Dienstag, 27. Oktober 2020

Die Krise unserer Zeit

 

 

 

Seit der neoliberalen Revolution von 1979 häufen sich Pogrome gegen die Mittelschicht: in den 80-ern Lateinamerika, in den 90-ern der Ostblock und das weiße Südafrika, in den 00-ern Nordamerika und Westeuropa. Politik als Mittel der Reichen und Superreichen, den alten Abstand zwischen den Klassen wiederherzustellen, damit aus Wohlstandsunterschiedenen weiterhin Machtunterschiede werden.

Die systematische Zerstörung der Mittelschicht scheint in der Corona-Pandemie weltweit ihre Vollendung gefunden zu haben, der wirtschaftliche Ruin des demokratischen Kerns der Völker scheint gewollt. Die Eliten wollen prekär lebende und politisch unmündige Massen. Deshalb wurde natürlich das Coronavirus in die Welt gesetzt!

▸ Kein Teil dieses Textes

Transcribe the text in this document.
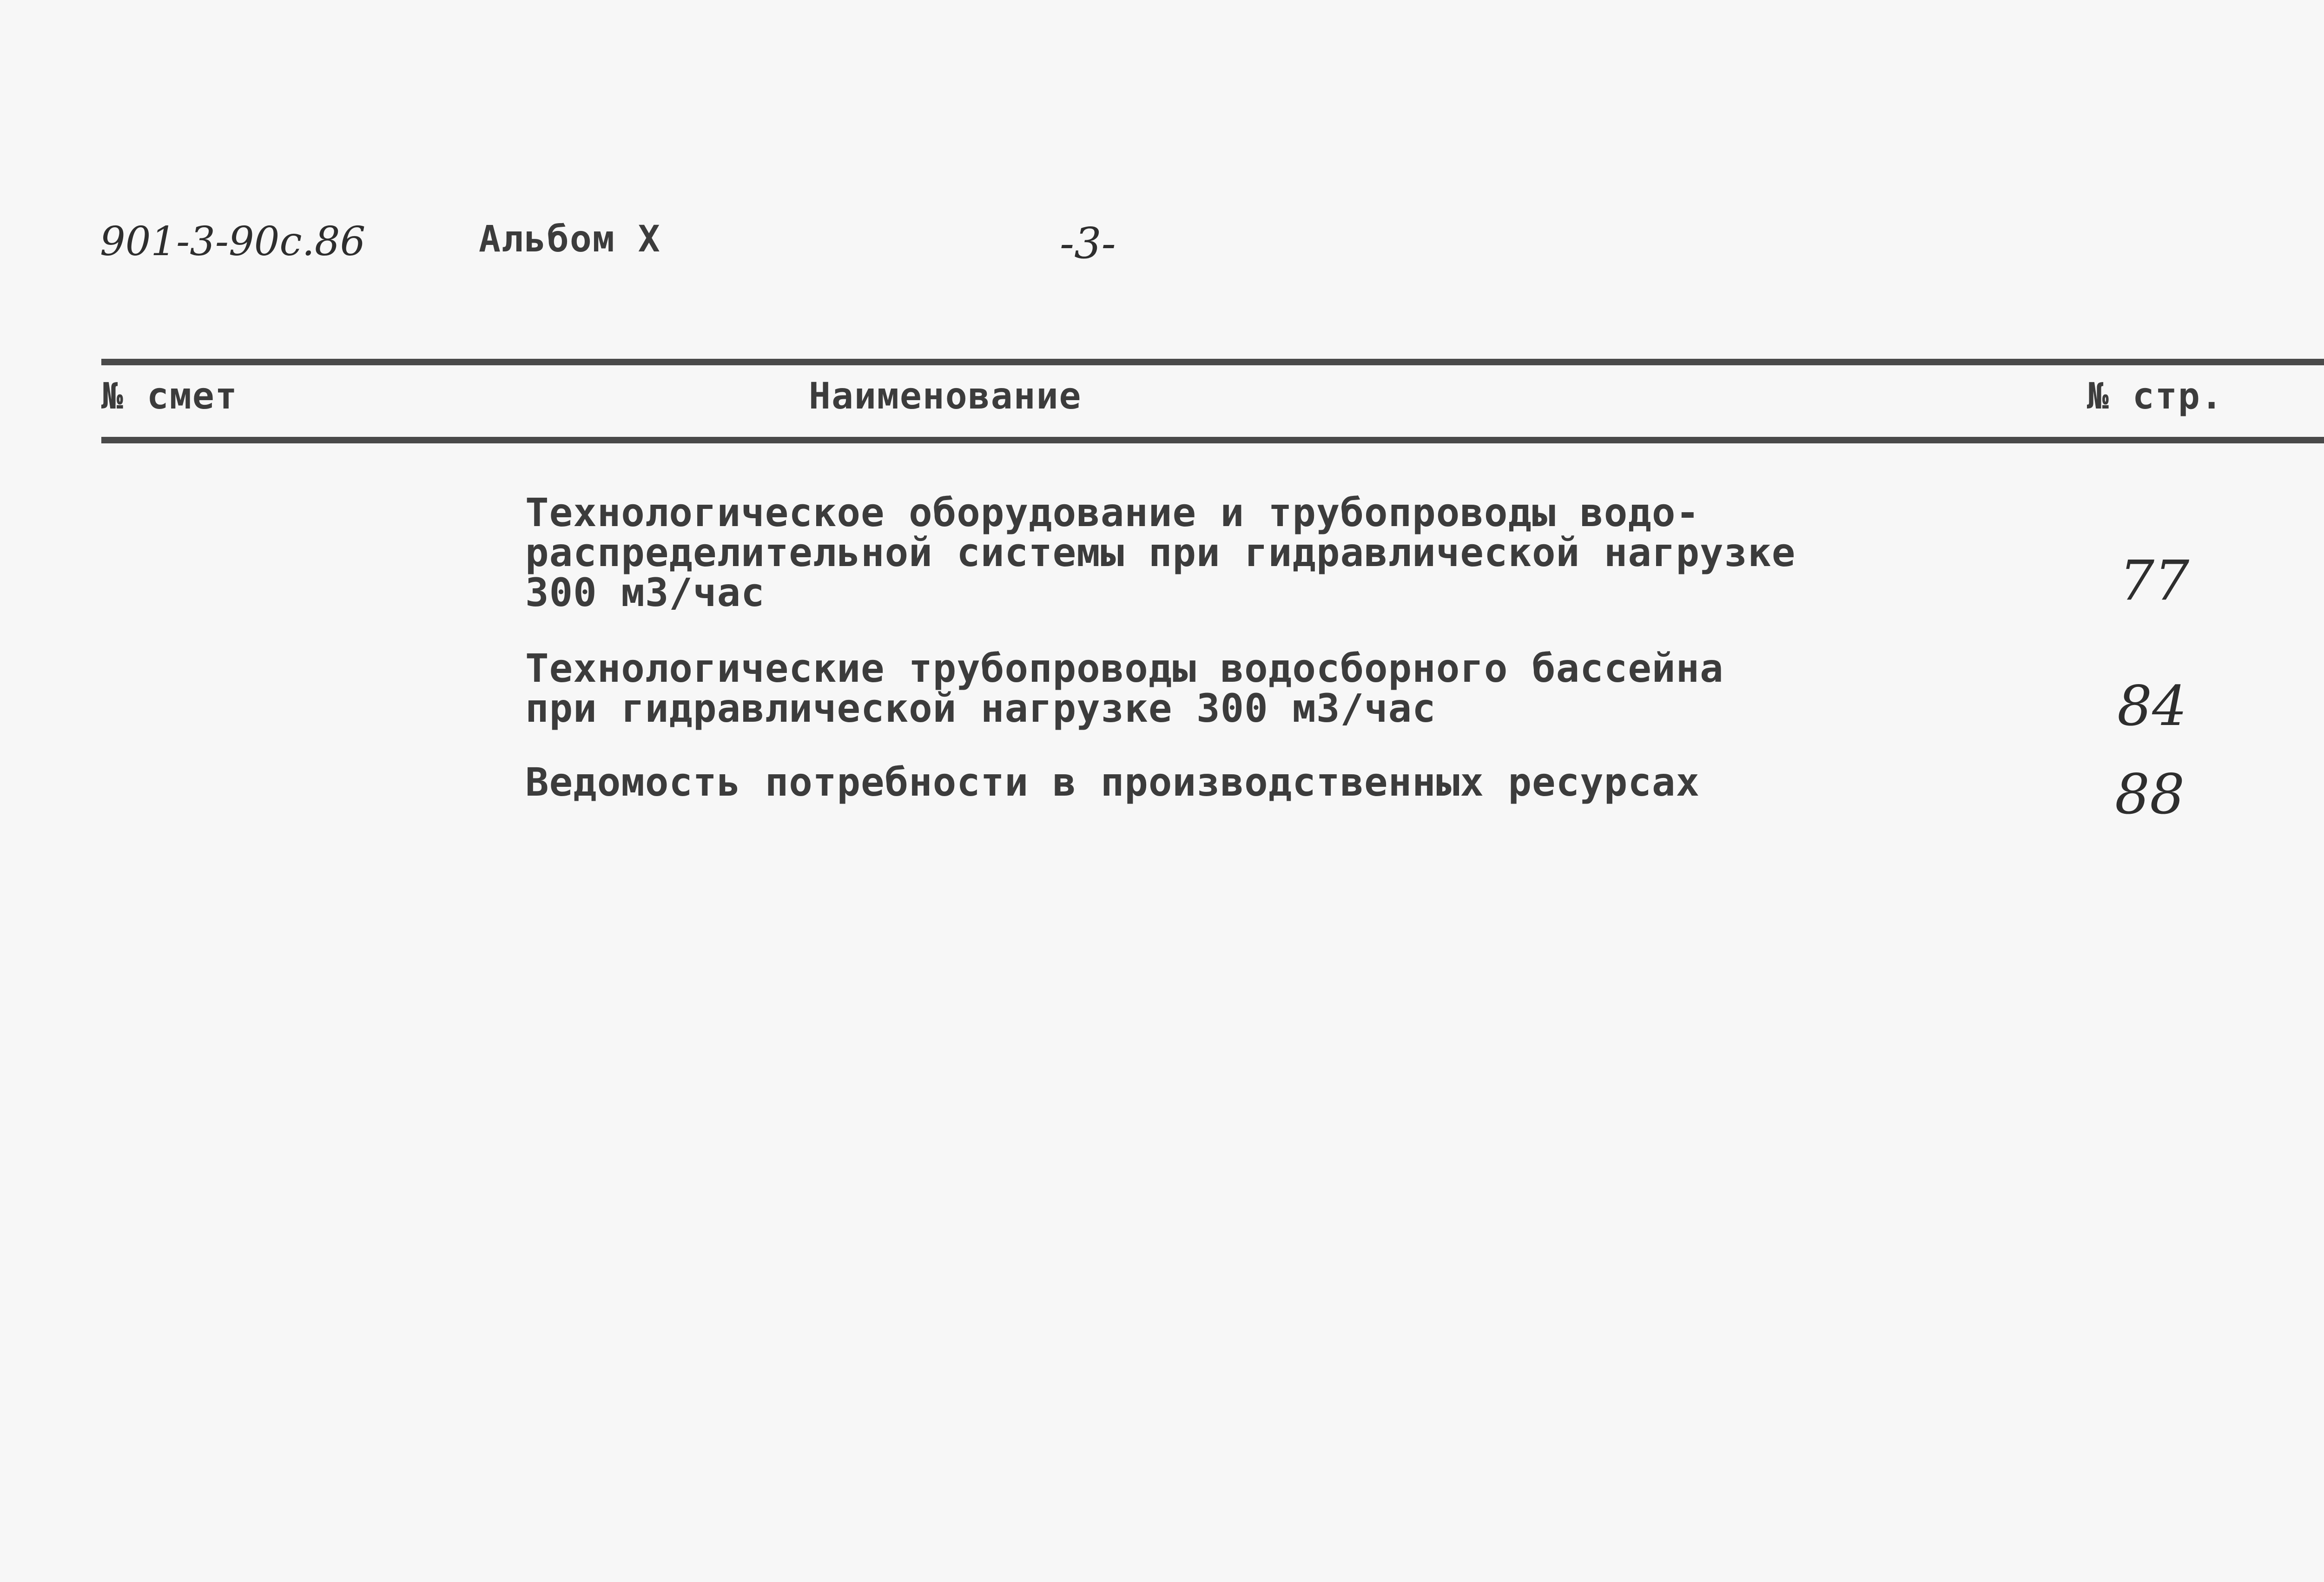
901-3-90с.86	Альбом X	-3-
№ смет	Наименование	№ стр.
Технологическое оборудование и трубопроводы водо-
распределительной системы при гидравлической нагрузке
300 м3/час	77
Технологические трубопроводы водосборного бассейна
при гидравлической нагрузке 300 м3/час	84
Ведомость потребности в производственных ресурсах	88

Was haben wir Glück, dass es nicht die Pest ist! Mit naturwissenschaftlichem Analphabetismus und verschwörungstheoretischer Überrationalisierung zufälliger oder systemintern notwendiger Vorgänge hätten wir längst unser Grab geschaufelt, zumindest die Gräber von 2 bis 4 Milliarden Erdbewohnern. Nein, das Coronavirus ist keine Erfindung irdendwelcher Verschwörer, und ja, natürlich nutzen die Mächtigen opportunistisch jede Möglichkeit, ihre Macht zu verteidigen und zu konsolidieren.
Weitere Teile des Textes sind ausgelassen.